Page 102 - Doctrine and History of the Preservation of the Bible revised
P. 102

Chapter 14:  Interpreting Figurative Passages


                             Connect…


               When my children were small, they liked for me to read them “fairy tales.”  Of particular interest was
               the story of Jack and the Bean Stock.  A little boy named Jack found a special bean that grew a huge
               bean stock that seemed to go up to heaven.  He climbed the stalk and found another world at its top,
               including a golden egg and a large giant.  But the story was not real.  It was a tale.


               Some Bible interpreters try to say that some stories in the Bible are not real, but “fairy tales.” “How can
               a man live in the belly of a great fish for several days,” they ask?  So, they say the Bible is an allegory or
               stories, while not real, represent a nice thought.


               There are passages in the Bible that don’t seem to make sense.  There are verses that definitely describe
               figurative rather than literal figures.  So how do we manage these verses without throwing out the literal
               interpretation of the Bible?  That is the challenging question we plan to embark upon today.


                        Objectives…


               1.  The student should be able to describe how to interpret figurative words or phrases in the Bible.


               2. The student should be able to explain how to understand some difficult and problematic portions of
               the Bible that are not really clear to us.


               3. The student should be able to discuss why we may never be able to understand 100% of the Bible, but
               we will learn to trust the One who wrote it without error.



                           The Lesson ...

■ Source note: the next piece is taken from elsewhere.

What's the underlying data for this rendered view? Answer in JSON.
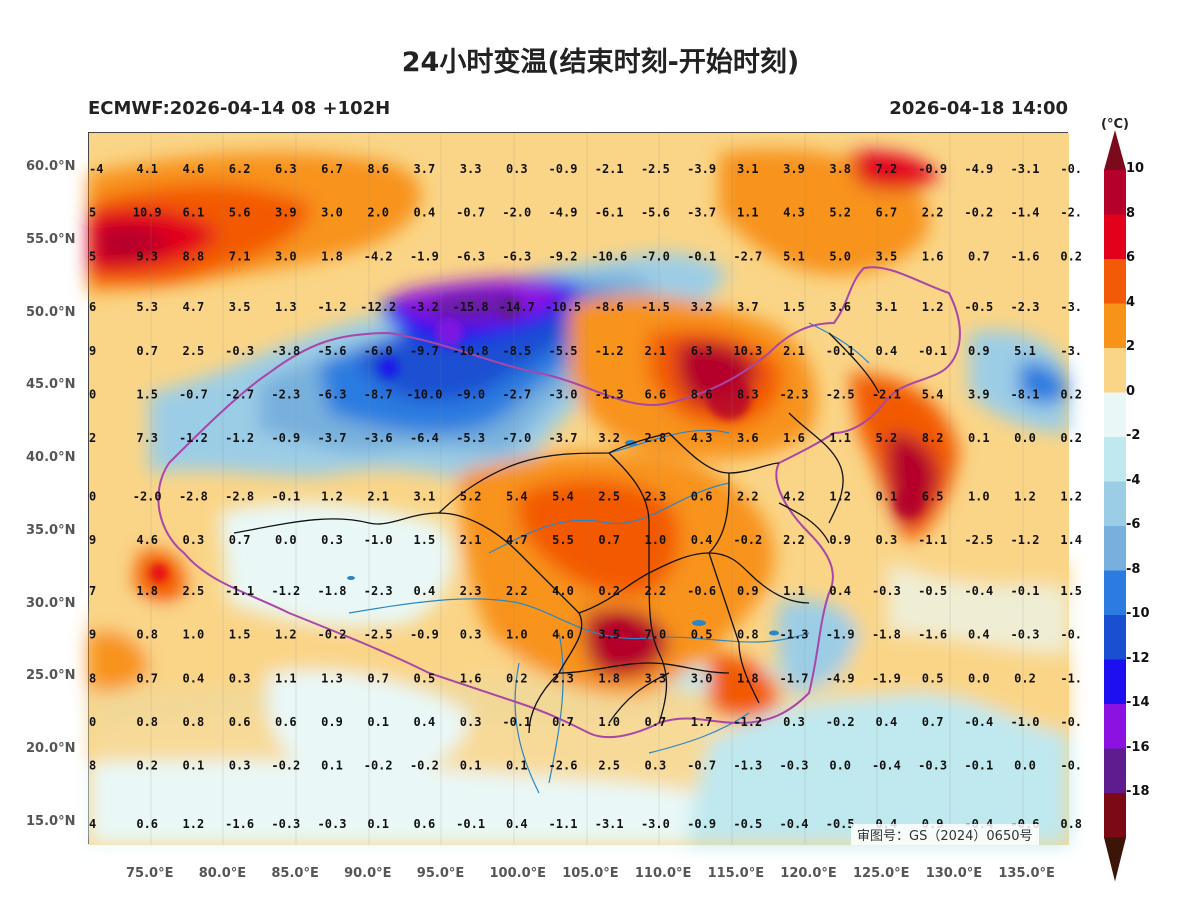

               Dealing with Figurative Passages

               Some passages of Scripture are figurative because they simply cannot be understood literally.
               Sometimes a symbol is described which has no connection to reality.  In some cases, the passage itself
               gives you the meaning of that which is figurative.  In other cases, it appears that God leaves that up to a
               future date to reveal the meaning of a passage.

               Here are a couple examples of figurative verses:

               John 15:5   I am the vine; you are the branches. Whoever abides in me and I in him, he it is that bears

               much fruit, for apart from me you can do nothing.